A cidade mata a gente cada dia mais um pouco...




A cidade mata a gente cada dia mais um pouquinho. Duas horas no calor do trânsito para ir ao trabalho, comer apressado e apertado dentro de um cubículo. Mastigar a marmita envergonhada. Saborear, literalmente, o pão que o diabo amassou e deixou pra gente. Um cidadão entra pela parte de trás do busão tocando bem alto um sertanejo universitário. Como aquilo arranha os ouvidos. Não dá pra distinguir o infeliz que joga pra cima as notas e a nossa já combalida paciência. 

O stress, o barulho, os cheiros mais dispersos, diversos e perversos nos afrontam. A cidade é suja, riscada e mau cuidada como um bebê abandonado numa sarjeta qualquer.
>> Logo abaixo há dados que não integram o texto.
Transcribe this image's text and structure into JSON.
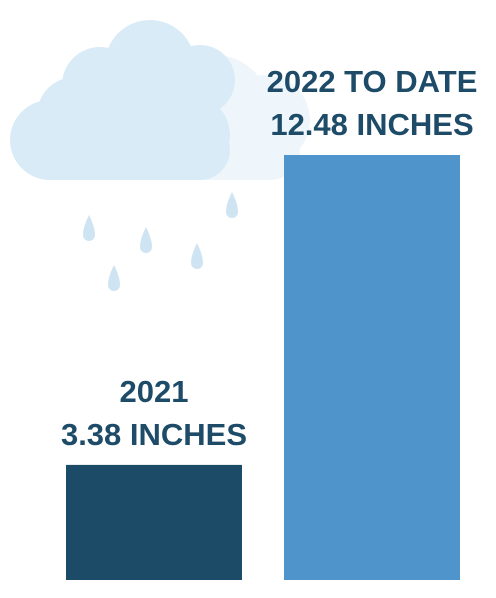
{
  "chart_data": {
    "type": "bar",
    "categories": [
      "2021",
      "2022 TO DATE"
    ],
    "values": [
      3.38,
      12.48
    ],
    "value_labels": [
      "3.38 INCHES",
      "12.48 INCHES"
    ],
    "colors": [
      "#1c4b67",
      "#4f95cb"
    ]
  }
}
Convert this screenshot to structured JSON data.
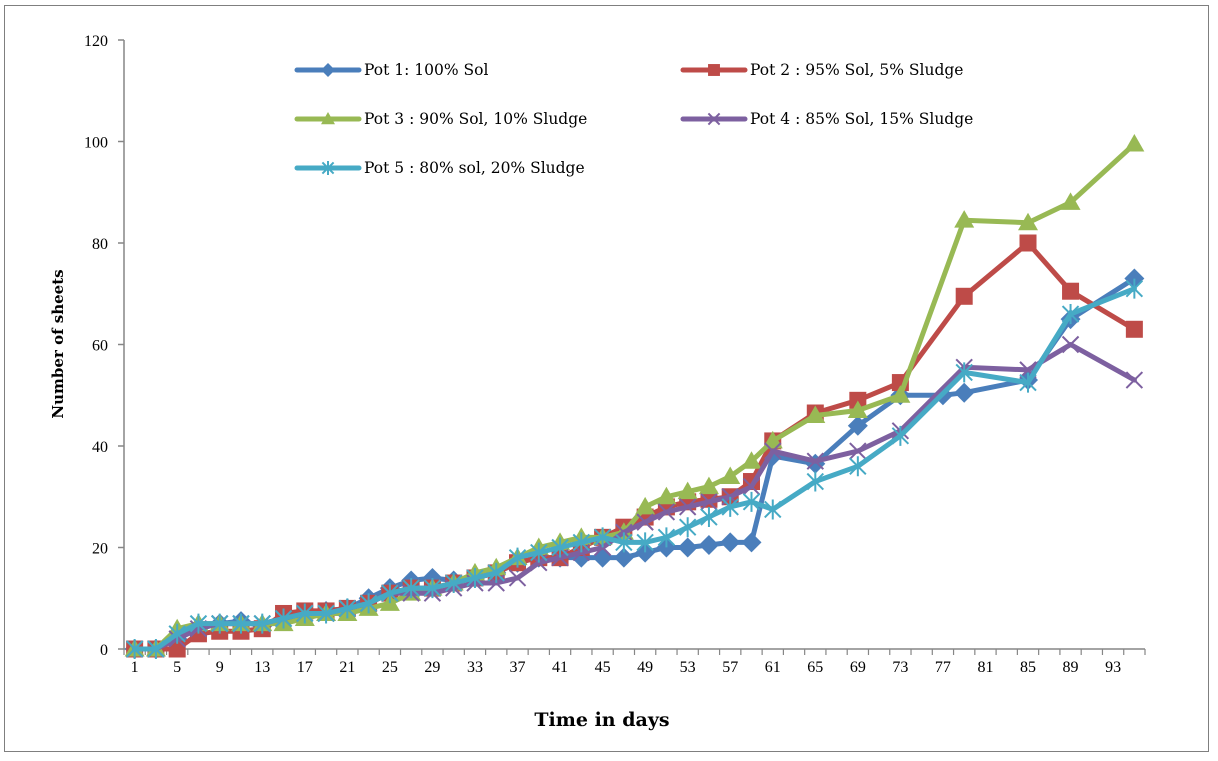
{
  "chart_data": {
    "type": "line",
    "title": "",
    "xlabel": "Time in days",
    "ylabel": "Number of sheets",
    "ylim": [
      0,
      120
    ],
    "yticks": [
      0,
      20,
      40,
      60,
      80,
      100,
      120
    ],
    "xtick_labels": [
      "1",
      "5",
      "9",
      "13",
      "17",
      "21",
      "25",
      "29",
      "33",
      "37",
      "41",
      "45",
      "49",
      "53",
      "57",
      "61",
      "65",
      "69",
      "73",
      "77",
      "81",
      "85",
      "89",
      "93"
    ],
    "grid": false,
    "legend_position": "top",
    "series": [
      {
        "name": "Pot 1: 100% Sol",
        "color": "#4a7ebb",
        "marker": "diamond",
        "points": [
          [
            1,
            0
          ],
          [
            3,
            0
          ],
          [
            5,
            2
          ],
          [
            7,
            4
          ],
          [
            9,
            5
          ],
          [
            11,
            5.5
          ],
          [
            13,
            4.5
          ],
          [
            15,
            6
          ],
          [
            17,
            7
          ],
          [
            19,
            7.5
          ],
          [
            21,
            8
          ],
          [
            23,
            10
          ],
          [
            25,
            12
          ],
          [
            27,
            13.5
          ],
          [
            29,
            14
          ],
          [
            31,
            13.5
          ],
          [
            33,
            14
          ],
          [
            35,
            15
          ],
          [
            37,
            17
          ],
          [
            39,
            18
          ],
          [
            41,
            18
          ],
          [
            43,
            18
          ],
          [
            45,
            18
          ],
          [
            47,
            18
          ],
          [
            49,
            19
          ],
          [
            51,
            20
          ],
          [
            53,
            20
          ],
          [
            55,
            20.5
          ],
          [
            57,
            21
          ],
          [
            59,
            21
          ],
          [
            61,
            38
          ],
          [
            65,
            36.5
          ],
          [
            69,
            44
          ],
          [
            73,
            50
          ],
          [
            77,
            50
          ],
          [
            79,
            50.5
          ],
          [
            85,
            53
          ],
          [
            89,
            65
          ],
          [
            95,
            73
          ]
        ]
      },
      {
        "name": "Pot 2 : 95% Sol,  5% Sludge",
        "color": "#be4b48",
        "marker": "square",
        "points": [
          [
            1,
            0
          ],
          [
            3,
            0
          ],
          [
            5,
            0
          ],
          [
            7,
            3
          ],
          [
            9,
            3.5
          ],
          [
            11,
            3.5
          ],
          [
            13,
            4
          ],
          [
            15,
            7
          ],
          [
            17,
            7.5
          ],
          [
            19,
            7.5
          ],
          [
            21,
            8
          ],
          [
            23,
            9
          ],
          [
            25,
            11
          ],
          [
            27,
            12
          ],
          [
            29,
            12
          ],
          [
            31,
            13
          ],
          [
            33,
            14
          ],
          [
            35,
            15
          ],
          [
            37,
            17
          ],
          [
            39,
            18
          ],
          [
            41,
            18
          ],
          [
            43,
            20
          ],
          [
            45,
            22
          ],
          [
            47,
            24
          ],
          [
            49,
            26
          ],
          [
            51,
            28
          ],
          [
            53,
            29
          ],
          [
            55,
            29.5
          ],
          [
            57,
            30
          ],
          [
            59,
            33
          ],
          [
            61,
            41
          ],
          [
            65,
            46.5
          ],
          [
            69,
            49
          ],
          [
            73,
            52.5
          ],
          [
            79,
            69.5
          ],
          [
            85,
            80
          ],
          [
            89,
            70.5
          ],
          [
            95,
            63
          ]
        ]
      },
      {
        "name": "Pot 3 : 90% Sol, 10% Sludge",
        "color": "#98b954",
        "marker": "triangle",
        "points": [
          [
            1,
            0
          ],
          [
            3,
            0
          ],
          [
            5,
            4
          ],
          [
            7,
            5
          ],
          [
            9,
            5
          ],
          [
            11,
            5
          ],
          [
            13,
            5
          ],
          [
            15,
            5
          ],
          [
            17,
            6
          ],
          [
            19,
            7
          ],
          [
            21,
            7
          ],
          [
            23,
            8
          ],
          [
            25,
            9
          ],
          [
            27,
            11
          ],
          [
            29,
            12
          ],
          [
            31,
            13
          ],
          [
            33,
            15
          ],
          [
            35,
            16
          ],
          [
            37,
            18
          ],
          [
            39,
            20
          ],
          [
            41,
            21
          ],
          [
            43,
            22
          ],
          [
            45,
            22
          ],
          [
            47,
            23
          ],
          [
            49,
            28
          ],
          [
            51,
            30
          ],
          [
            53,
            31
          ],
          [
            55,
            32
          ],
          [
            57,
            34
          ],
          [
            59,
            37
          ],
          [
            61,
            41
          ],
          [
            65,
            46
          ],
          [
            69,
            47
          ],
          [
            73,
            50
          ],
          [
            79,
            84.5
          ],
          [
            85,
            84
          ],
          [
            89,
            88
          ],
          [
            95,
            99.5
          ]
        ]
      },
      {
        "name": "Pot 4 : 85% Sol, 15% Sludge",
        "color": "#7d60a0",
        "marker": "x",
        "points": [
          [
            1,
            0
          ],
          [
            3,
            0
          ],
          [
            5,
            2
          ],
          [
            7,
            4
          ],
          [
            9,
            5
          ],
          [
            11,
            5
          ],
          [
            13,
            5
          ],
          [
            15,
            6
          ],
          [
            17,
            7
          ],
          [
            19,
            7
          ],
          [
            21,
            8
          ],
          [
            23,
            9
          ],
          [
            25,
            11
          ],
          [
            27,
            11
          ],
          [
            29,
            11
          ],
          [
            31,
            12
          ],
          [
            33,
            13
          ],
          [
            35,
            13
          ],
          [
            37,
            14
          ],
          [
            39,
            17
          ],
          [
            41,
            18
          ],
          [
            43,
            19
          ],
          [
            45,
            20
          ],
          [
            47,
            23
          ],
          [
            49,
            25
          ],
          [
            51,
            27
          ],
          [
            53,
            28
          ],
          [
            55,
            29
          ],
          [
            57,
            30
          ],
          [
            59,
            32
          ],
          [
            61,
            39
          ],
          [
            65,
            37
          ],
          [
            69,
            39
          ],
          [
            73,
            43
          ],
          [
            79,
            55.5
          ],
          [
            85,
            55
          ],
          [
            89,
            60
          ],
          [
            95,
            53
          ]
        ]
      },
      {
        "name": "Pot 5 : 80% sol, 20% Sludge",
        "color": "#46aac5",
        "marker": "star",
        "points": [
          [
            1,
            0
          ],
          [
            3,
            0
          ],
          [
            5,
            3
          ],
          [
            7,
            5
          ],
          [
            9,
            5
          ],
          [
            11,
            5
          ],
          [
            13,
            5
          ],
          [
            15,
            6
          ],
          [
            17,
            7
          ],
          [
            19,
            7
          ],
          [
            21,
            8
          ],
          [
            23,
            9
          ],
          [
            25,
            11
          ],
          [
            27,
            12
          ],
          [
            29,
            12
          ],
          [
            31,
            13
          ],
          [
            33,
            14
          ],
          [
            35,
            15
          ],
          [
            37,
            18
          ],
          [
            39,
            19
          ],
          [
            41,
            20
          ],
          [
            43,
            21
          ],
          [
            45,
            22
          ],
          [
            47,
            21
          ],
          [
            49,
            21
          ],
          [
            51,
            22
          ],
          [
            53,
            24
          ],
          [
            55,
            26
          ],
          [
            57,
            28
          ],
          [
            59,
            29
          ],
          [
            61,
            27.5
          ],
          [
            65,
            33
          ],
          [
            69,
            36
          ],
          [
            73,
            42
          ],
          [
            79,
            54.5
          ],
          [
            85,
            52.5
          ],
          [
            89,
            66
          ],
          [
            95,
            71
          ]
        ]
      }
    ]
  }
}
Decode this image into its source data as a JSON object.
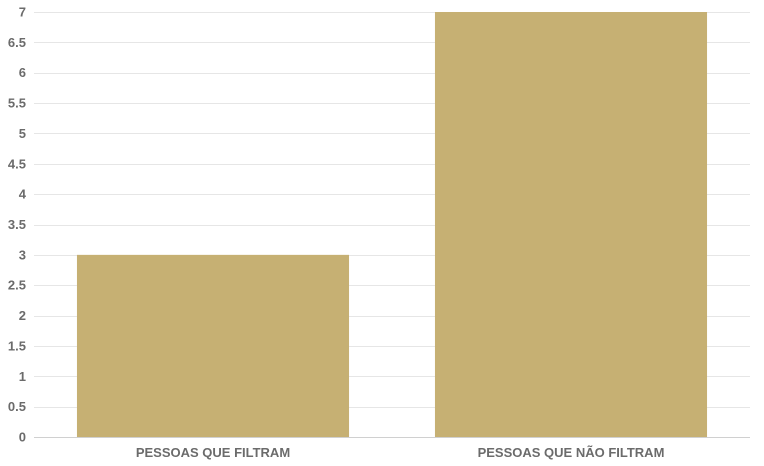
{
  "chart_data": {
    "type": "bar",
    "title": "",
    "xlabel": "",
    "ylabel": "",
    "categories": [
      "PESSOAS QUE FILTRAM",
      "PESSOAS QUE NÃO FILTRAM"
    ],
    "values": [
      3,
      7
    ],
    "ylim": [
      0,
      7
    ],
    "yticks": [
      0,
      0.5,
      1,
      1.5,
      2,
      2.5,
      3,
      3.5,
      4,
      4.5,
      5,
      5.5,
      6,
      6.5,
      7
    ],
    "ytick_labels": [
      "0",
      "0.5",
      "1",
      "1.5",
      "2",
      "2.5",
      "3",
      "3.5",
      "4",
      "4.5",
      "5",
      "5.5",
      "6",
      "6.5",
      "7"
    ],
    "grid": true,
    "bar_color": "#c6b073",
    "gridline_color": "#e6e6e6",
    "tick_label_color": "#6b6b6b"
  }
}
Na periferia, medo. No centro o silêncio e o vazio compram as lojas enquanto as calçadas tornan-se casas. Medo de assalto e da PM. Outro dia 3 cachorros me cercaram curvando uma rua. 

A gente chega em casa morto. Cada dia um pouco. Deixa nas ruas nossa alma transfigurada em suor, saliva, moedas de troco e lisonjas ditas para estranhos. O cobrar de ônibus foi levado. O guarda de trânsito também. Juntos com vendedor de água mineral da Conde da Boa Vista. 

Sexta feira de tarde é um retorno ao matadouro. Senta no sofá e assiste ao mundo se acabando no noticiário. Não tiramos nem o sapato. Sexta feira a gente é um zumbi santificado. 

Sábado é feira. Pagode no domingo e o verniz da cerveja, pra segunda feira a gente começar tudo de novo e morrer um pouco mais. Um doador de sangue involuntário. Um zumbi de luxo. Um eletrodoméstico que troca sozinho sua bateria até cair em desuso. A cidade mata a gente. A cidade mata a gente cada dia um pouco.